Otto grabbed the last belt of cartridges out of the wagonbed. Each belt held forty-two rounds. He’d shot away two from the belt he’d carried up the hill. That left him more than eighty shots. He pressed his fingers hard against the sides of the mouthshaped wound the arrow had kissed in Zeke’s shoulder. The shaft looked as if it was buried three inches deep.

“Easy, old boy,” he whispered in Zeke’s gyrating ear. “You’re the best mule in the world.”

Pressing hard, he yanked the arrowhead loose from the muscle. Zeke shuddered and raised his hammer head. He shuddered again and brayed. Otto untied the reins.

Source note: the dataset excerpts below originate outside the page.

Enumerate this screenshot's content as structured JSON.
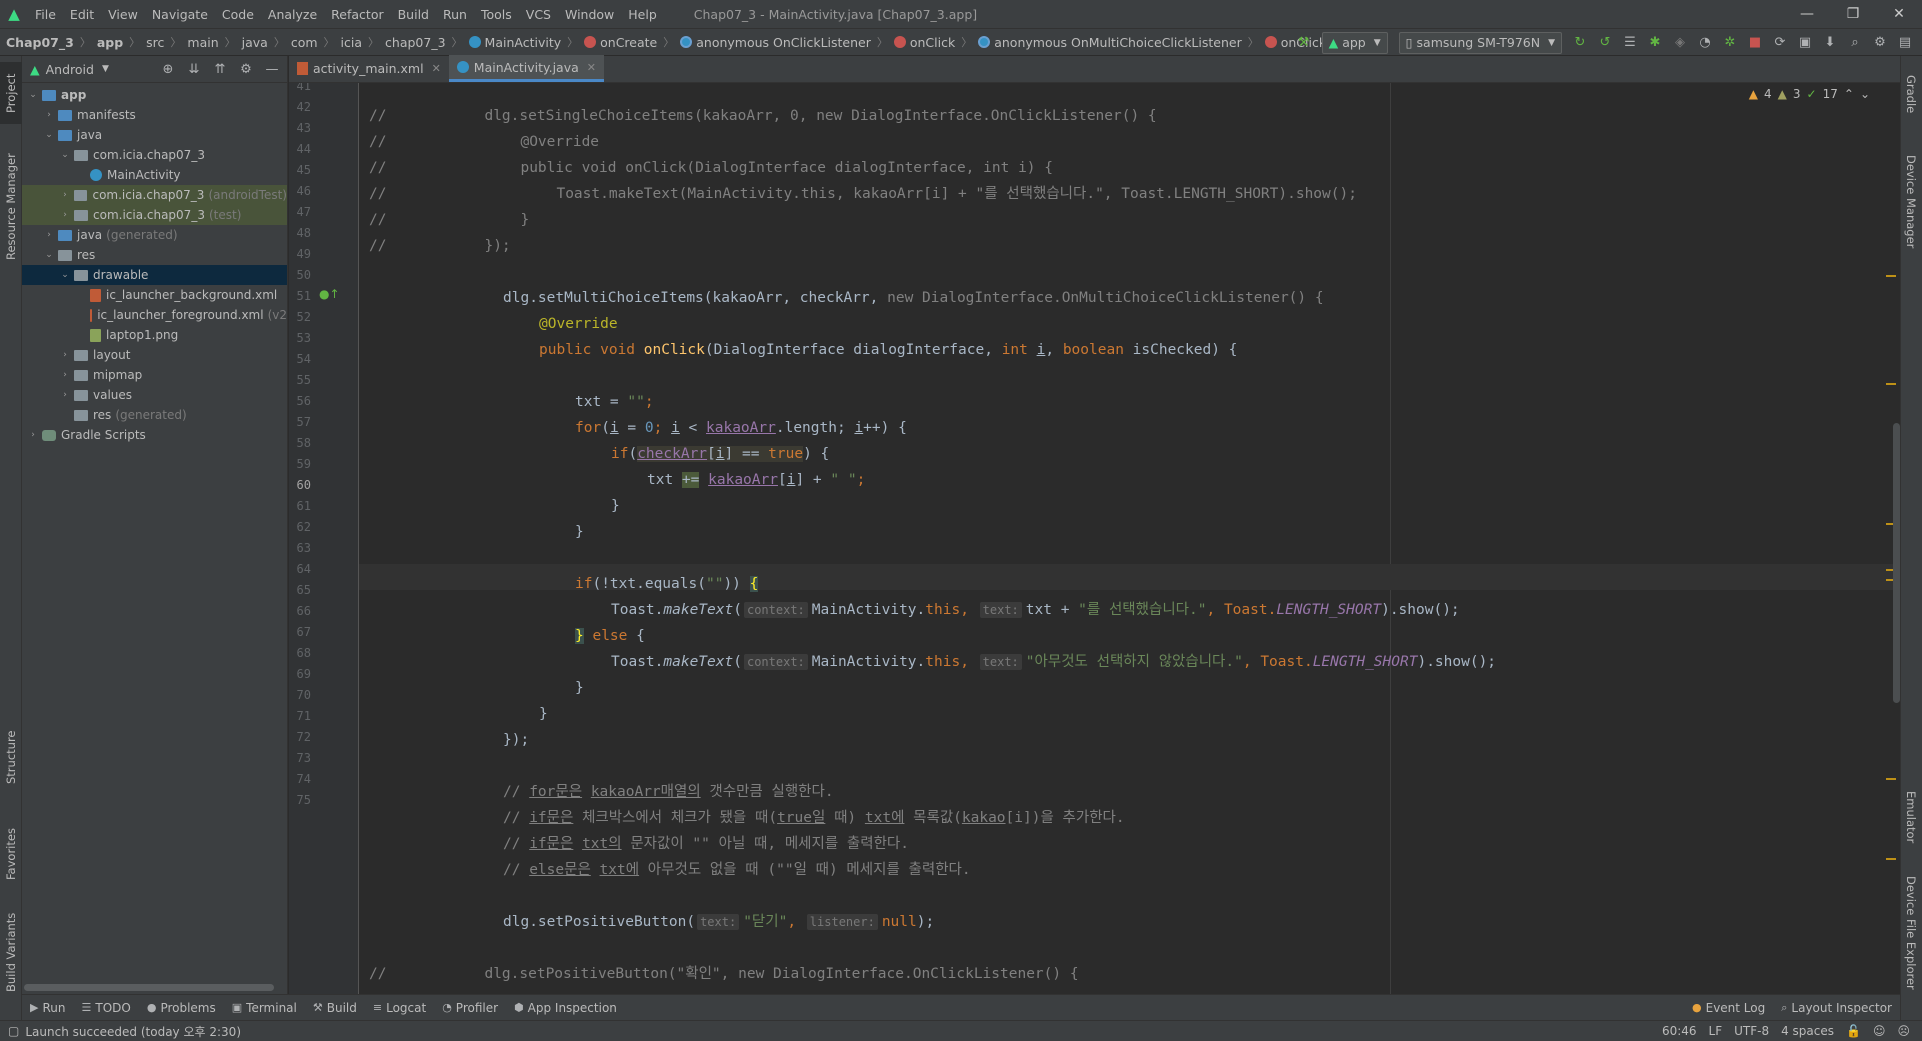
{
  "menubar": {
    "items": [
      "File",
      "Edit",
      "View",
      "Navigate",
      "Code",
      "Analyze",
      "Refactor",
      "Build",
      "Run",
      "Tools",
      "VCS",
      "Window",
      "Help"
    ],
    "title": "Chap07_3 - MainActivity.java [Chap07_3.app]"
  },
  "breadcrumb": [
    "Chap07_3",
    "app",
    "src",
    "main",
    "java",
    "com",
    "icia",
    "chap07_3",
    "MainActivity",
    "onCreate",
    "anonymous OnClickListener",
    "onClick",
    "anonymous OnMultiChoiceClickListener",
    "onClick"
  ],
  "toolbar": {
    "run_config": "app",
    "device": "samsung SM-T976N"
  },
  "left_tool_tabs": [
    "Project",
    "Resource Manager",
    "Structure",
    "Favorites",
    "Build Variants"
  ],
  "right_tool_tabs": [
    "Gradle",
    "Device Manager",
    "Emulator",
    "Device File Explorer"
  ],
  "project": {
    "view_mode": "Android",
    "tree": [
      {
        "label": "app",
        "icon": "module"
      },
      {
        "label": "manifests",
        "icon": "folder"
      },
      {
        "label": "java",
        "icon": "folder"
      },
      {
        "label": "com.icia.chap07_3",
        "icon": "package"
      },
      {
        "label": "MainActivity",
        "icon": "class"
      },
      {
        "label": "com.icia.chap07_3",
        "suffix": "(androidTest)",
        "icon": "package"
      },
      {
        "label": "com.icia.chap07_3",
        "suffix": "(test)",
        "icon": "package"
      },
      {
        "label": "java",
        "suffix": "(generated)",
        "icon": "folder"
      },
      {
        "label": "res",
        "icon": "folder"
      },
      {
        "label": "drawable",
        "icon": "folder"
      },
      {
        "label": "ic_launcher_background.xml",
        "icon": "xml"
      },
      {
        "label": "ic_launcher_foreground.xml",
        "suffix": "(v2",
        "icon": "xml"
      },
      {
        "label": "laptop1.png",
        "icon": "png"
      },
      {
        "label": "layout",
        "icon": "folder"
      },
      {
        "label": "mipmap",
        "icon": "folder"
      },
      {
        "label": "values",
        "icon": "folder"
      },
      {
        "label": "res",
        "suffix": "(generated)",
        "icon": "folder"
      },
      {
        "label": "Gradle Scripts",
        "icon": "gradle"
      }
    ]
  },
  "editor_tabs": [
    {
      "label": "activity_main.xml"
    },
    {
      "label": "MainActivity.java"
    }
  ],
  "inspection": {
    "warnings": "4",
    "weak_warnings": "3",
    "ok": "17"
  },
  "line_numbers": [
    "41",
    "42",
    "43",
    "44",
    "45",
    "46",
    "47",
    "48",
    "49",
    "50",
    "51",
    "52",
    "53",
    "54",
    "55",
    "56",
    "57",
    "58",
    "59",
    "60",
    "61",
    "62",
    "63",
    "64",
    "65",
    "66",
    "67",
    "68",
    "69",
    "70",
    "71",
    "72",
    "73",
    "74",
    "75"
  ],
  "code": {
    "l42": {
      "c": "//",
      "t": "dlg.setSingleChoiceItems(kakaoArr, 0, new DialogInterface.OnClickListener() {"
    },
    "l43": {
      "c": "//",
      "t": "@Override"
    },
    "l44": {
      "c": "//",
      "t": "public void onClick(DialogInterface dialogInterface, int i) {"
    },
    "l45": {
      "c": "//",
      "t": "Toast.makeText(MainActivity.this, kakaoArr[i] + \"를 선택했습니다.\", Toast.LENGTH_SHORT).show();"
    },
    "l46": {
      "c": "//",
      "t": "}"
    },
    "l47": {
      "c": "//",
      "t": "});"
    },
    "l49": {
      "a": "dlg.setMultiChoiceItems(kakaoArr, checkArr, ",
      "b": "new DialogInterface.OnMultiChoiceClickListener() {"
    },
    "l50": "@Override",
    "l51": {
      "kw": "public void ",
      "fn": "onClick",
      "rest": "(DialogInterface dialogInterface, ",
      "kw2": "int ",
      "i": "i",
      "comma": ", ",
      "kw3": "boolean ",
      "end": "isChecked) {"
    },
    "l53": {
      "a": "txt = ",
      "s": "\"\"",
      "e": ";"
    },
    "l54": {
      "kw": "for",
      "a": "(",
      "i1": "i",
      "eq": " = ",
      "n": "0",
      "semi": "; ",
      "i2": "i",
      "lt": " < ",
      "arr": "kakaoArr",
      "len": ".length; ",
      "i3": "i",
      "e": "++) {"
    },
    "l55": {
      "kw": "if",
      "a": "(",
      "arr": "checkArr",
      "b": "[",
      "i": "i",
      "c": "] == ",
      "t": "true",
      "e": ") {"
    },
    "l56": {
      "a": "txt ",
      "op": "+=",
      "b": " ",
      "arr": "kakaoArr",
      "c": "[",
      "i": "i",
      "d": "] + ",
      "s": "\" \"",
      "e": ";"
    },
    "l57": "}",
    "l58": "}",
    "l60": {
      "kw": "if",
      "a": "(!txt.equals(",
      "s": "\"\"",
      "e": ")) ",
      "br": "{"
    },
    "l61": {
      "a": "Toast.",
      "m": "makeText",
      "b": "(",
      "h1": "context:",
      "c": "MainActivity.",
      "th": "this",
      "d": ", ",
      "h2": "text:",
      "e": "txt + ",
      "s": "\"를 선택했습니다.\"",
      "f": ", Toast.",
      "ls": "LENGTH_SHORT",
      "g": ").show();"
    },
    "l62": {
      "br": "}",
      "kw": " else ",
      "e": "{"
    },
    "l63": {
      "a": "Toast.",
      "m": "makeText",
      "b": "(",
      "h1": "context:",
      "c": "MainActivity.",
      "th": "this",
      "d": ", ",
      "h2": "text:",
      "s": "\"아무것도 선택하지 않았습니다.\"",
      "f": ", Toast.",
      "ls": "LENGTH_SHORT",
      "g": ").show();"
    },
    "l64": "}",
    "l65": "}",
    "l66": "});",
    "l68": {
      "p": "// ",
      "u1": "for문은",
      "sp": " ",
      "u2": "kakaoArr매열의",
      "r": " 갯수만큼 실행한다."
    },
    "l69": {
      "p": "// ",
      "u1": "if문은",
      "m1": " 체크박스에서 체크가 됐을 때(",
      "u2": "true일",
      "m2": " 때) ",
      "u3": "txt에",
      "m3": " 목록값(",
      "u4": "kakao",
      "r": "[i])을 추가한다."
    },
    "l70": {
      "p": "// ",
      "u1": "if문은",
      "sp": " ",
      "u2": "txt의",
      "r": " 문자값이 \"\" 아닐 때, 메세지를 출력한다."
    },
    "l71": {
      "p": "// ",
      "u1": "else문은",
      "sp": " ",
      "u2": "txt에",
      "r": " 아무것도 없을 때 (\"\"일 때) 메세지를 출력한다."
    },
    "l73": {
      "a": "dlg.setPositiveButton(",
      "h1": "text:",
      "s": "\"닫기\"",
      "b": ", ",
      "h2": "listener:",
      "k": "null",
      "e": ");"
    },
    "l75": {
      "c": "//",
      "t": "dlg.setPositiveButton(\"확인\", new DialogInterface.OnClickListener() {"
    }
  },
  "bottom_tools": [
    "Run",
    "TODO",
    "Problems",
    "Terminal",
    "Build",
    "Logcat",
    "Profiler",
    "App Inspection"
  ],
  "bottom_tools_right": [
    "Event Log",
    "Layout Inspector"
  ],
  "status": {
    "message": "Launch succeeded (today 오후 2:30)",
    "position": "60:46",
    "line_sep": "LF",
    "encoding": "UTF-8",
    "indent": "4 spaces"
  }
}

No time for the saddle. He jumped once to get on Zeke’s tall back. He failed. An arrow whipped past. On the next leap he succeeded. Zeke needed no urging. They galloped off toward the southwest, toward Owl’s Head Butte, which reared black and crooked against the fading red glow of the sunset.

They reached it in the last of the daylight. He urged the mule partway up its steep slope and looked to the north. Behind them he could see the dull, flickering, red-and-yellow glare of the burning wagon. Vagrant gusts of a cold, fresh wind carried the stench of burning hides to their nostrils. Zeke snorted repeatedly at the smell. The wind had swung around to the northwest and Otto thought he could smell snow on it when the gusts weren’t clotted with hide fumes. Weather coming on.

He dismounted and led Zeke in a scrambling climb to a tall, pointed boulder near the top of the butte. From a distance the butte resembled the head of a great horned owl, and this would be one of its ears. Old Zeke had outrun the Indian ponies. Otto led the mule behind the boulder, out of the way of future arrows, and knotted the reins to the bole of an oak sapling growing from a crevice. He could hear hoofbeats approaching and turned to lay the rifle over the sloping side of the owl’s ear. Three horsemen galloped toward him, well ahead of the other Indians. He took a quick sight and dropped one of their ponies. Reloaded. Knocked an Indian from the back of his horse. Reloaded. Killed the third devil with a lucky head shot as he whirled his pony and tried to race out of range. Then he searched the grass for the man whose pony he’d dropped. Spotted him crawling away. Killed him. That’s five of them down, he thought. Only ten to go.

But the remaining Indians reined in at extreme rifle range. Knotted up to confer. He elevated the tang sight to 1,000 yards, added a bit more by raising the muzzle, and fired into the group. A pony whirled and dropped. An Indian howled. The rest then galloped away.

They’ll be back, Otto thought. Where the hell do I go from here?

During the night he made up his mind.

He crept down to one of the dead ponies before dawn, removed the apishamore from its back, and, bending low, hurried back to Zeke. He cut the buffalo-hide saddle blanket into four pieces and, with thongs sliced from one of them, bound them tight to Zeke’s hoofs. That way the mule’s iron shoes wouldn’t ring on the rocks as they sneaked away.